With such a model, Melton says, researchers could begin to address specific questions about how type 1 diabetes develops and progresses. For example, if it were possible to "reboot" a diabetic patient's immune system, would he necessarily redevelop the disease? Is the disease process the same in all affected patients? And which of the three cell types is the first to go awry? "It's quite amazing that we don't know the answer to that," Melton says.

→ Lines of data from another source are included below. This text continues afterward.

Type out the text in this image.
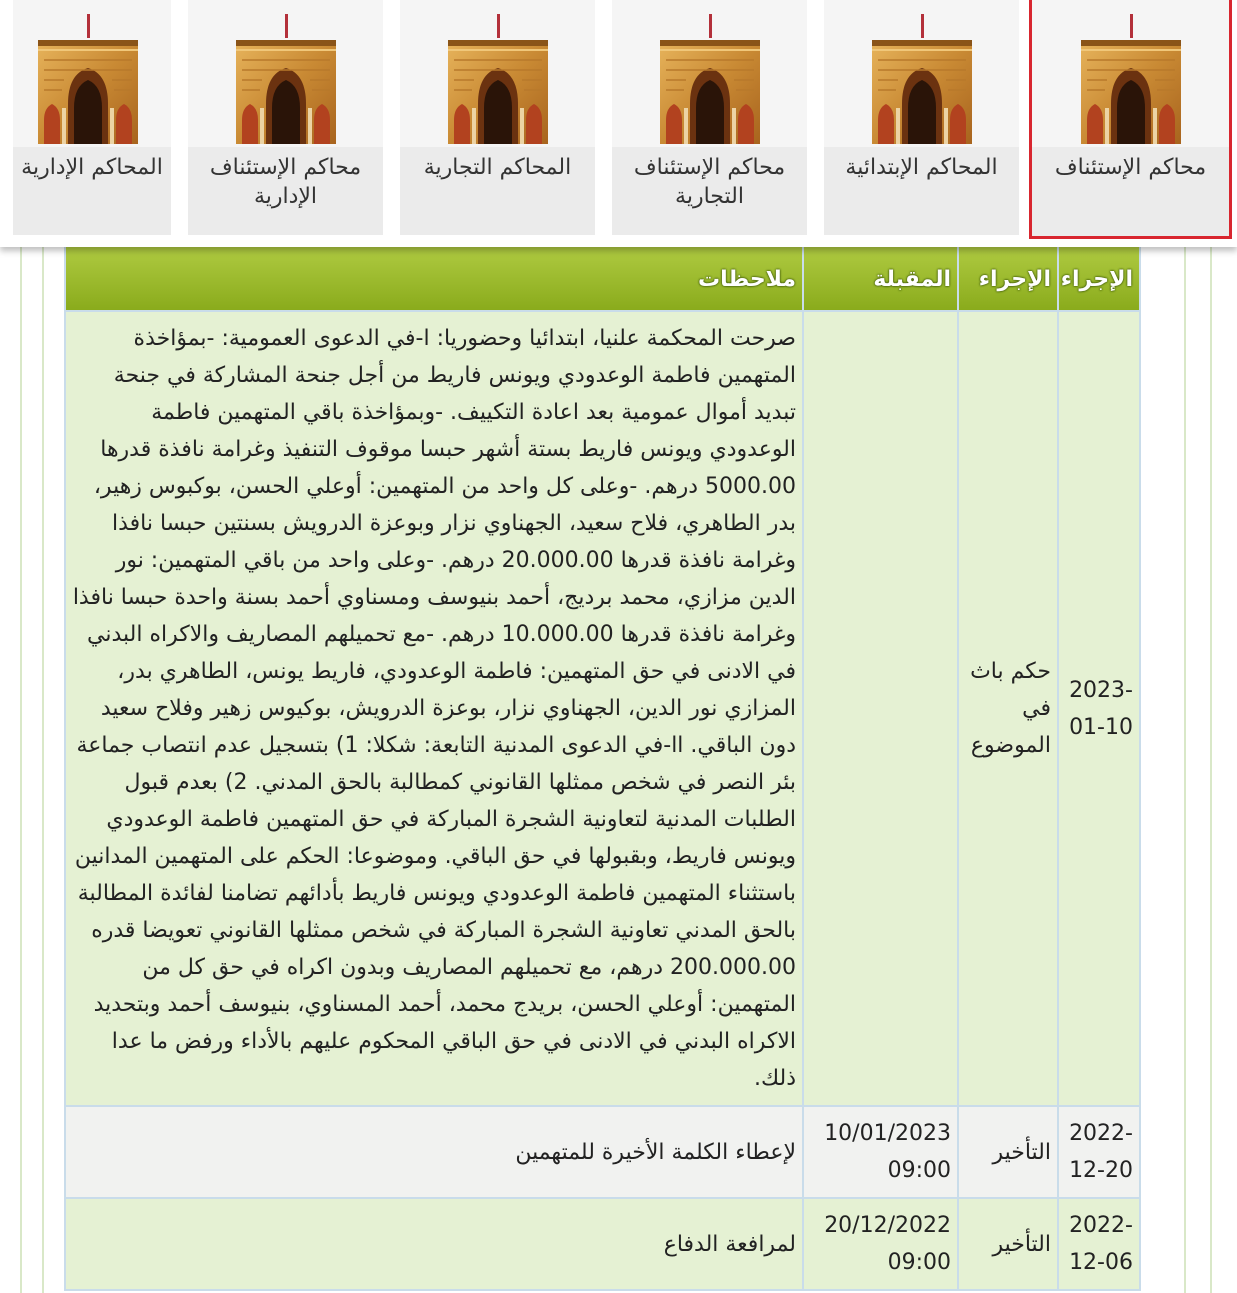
الإجراء	الإجراء	المقبلة	ملاحظات
2023-01-10	حكم باث في الموضوع		صرحت المحكمة علنيا، ابتدائيا وحضوريا: ا-في الدعوى العمومية: -بمؤاخذة المتهمين فاطمة الوعدودي ويونس فاريط من أجل جنحة المشاركة في جنحة تبديد أموال عمومية بعد اعادة التكييف. -وبمؤاخذة باقي المتهمين فاطمة الوعدودي ويونس فاريط بستة أشهر حبسا موقوف التنفيذ وغرامة نافذة قدرها 5000.00 درهم. -وعلى كل واحد من المتهمين: أوعلي الحسن، بوكبوس زهير، بدر الطاهري، فلاح سعيد، الجهناوي نزار وبوعزة الدرويش بسنتين حبسا نافذا وغرامة نافذة قدرها 20.000.00 درهم. -وعلى واحد من باقي المتهمين: نور الدين مزازي، محمد برديج، أحمد بنيوسف ومسناوي أحمد بسنة واحدة حبسا نافذا وغرامة نافذة قدرها 10.000.00 درهم. -مع تحميلهم المصاريف والاكراه البدني في الادنى في حق المتهمين: فاطمة الوعدودي، فاريط يونس، الطاهري بدر، المزازي نور الدين، الجهناوي نزار، بوعزة الدرويش، بوكيوس زهير وفلاح سعيد دون الباقي. اا-في الدعوى المدنية التابعة: شكلا: 1) بتسجيل عدم انتصاب جماعة بئر النصر في شخص ممثلها القانوني كمطالبة بالحق المدني. 2) بعدم قبول الطلبات المدنية لتعاونية الشجرة المباركة في حق المتهمين فاطمة الوعدودي ويونس فاريط، وبقبولها في حق الباقي. وموضوعا: الحكم على المتهمين المدانين باستثناء المتهمين فاطمة الوعدودي ويونس فاريط بأدائهم تضامنا لفائدة المطالبة بالحق المدني تعاونية الشجرة المباركة في شخص ممثلها القانوني تعويضا قدره 200.000.00 درهم، مع تحميلهم المصاريف وبدون اكراه في حق كل من المتهمين: أوعلي الحسن، بريدج محمد، أحمد المسناوي، بنيوسف أحمد وبتحديد الاكراه البدني في الادنى في حق الباقي المحكوم عليهم بالأداء ورفض ما عدا ذلك.
2022-12-20	التأخير	10/01/2023 09:00	لإعطاء الكلمة الأخيرة للمتهمين
2022-12-06	التأخير	20/12/2022 09:00	لمرافعة الدفاع
محاكم الإستئناف
المحاكم الإبتدائية
محاكم الإستئناف التجارية
المحاكم التجارية
محاكم الإستئناف الإدارية
المحاكم الإدارية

It would also be possible to use this model to test potential treatments, says Melton. But he cautions that all these applications are still a long way off. A humanized mouse carrying differentiated diabetic iPS cells doesn't yet exist, and it could be years until it does.

One potential roadblock is that different samples from the same patient don't yield identical cell lines. The adult cells are reprogrammed using viruses that incorporate themselves into the genome and encode proteins known to sometimes revert cells to an earlier developmental state. These viruses don't insert themselves in a predictable way, meaning the proteins they specify aren't manufactured uniformly among different infected cells. "There's no certainty that you can just make one iPS clone from an individual and assume it's going to be representative of that individual," says Loring.

Although the main goal of the project was to create a model of type 1 diabetes, the diabetic iPS cells may have therapeutic potential as well. In theory, iPS cells derived from a particular patient could be turned into betalike cells that could then be implanted to replace the cells that her immune system has destroyed. But there would be nothing to stop the patient's immune system from attacking the implanted cells just as it attacks new beta cells naturally manufactured by the body. "That's the catch-22 with this particular disease, and autoimmune diseases in general," says Loring.

However, Loring says, it may be possible to cloak the implanted cells in order to hide them from the immune system. If so, it would be preferable to use cells derived from the patient to be treated. If the cloaking were to fail, the implanted cells would at least be recognized as "self," avoiding a catastrophic rejection response. This would obviate the need for dangerous antirejection immunosuppressant therapy.

Melton suspects, however, that modifying beta cells enough to hide them from the immune system would so thoroughly alter them that they would no longer serve their normal function. And in any case, he says, the current methods for generating betalike cells from iPS cells are too inefficient to be therapeutically useful.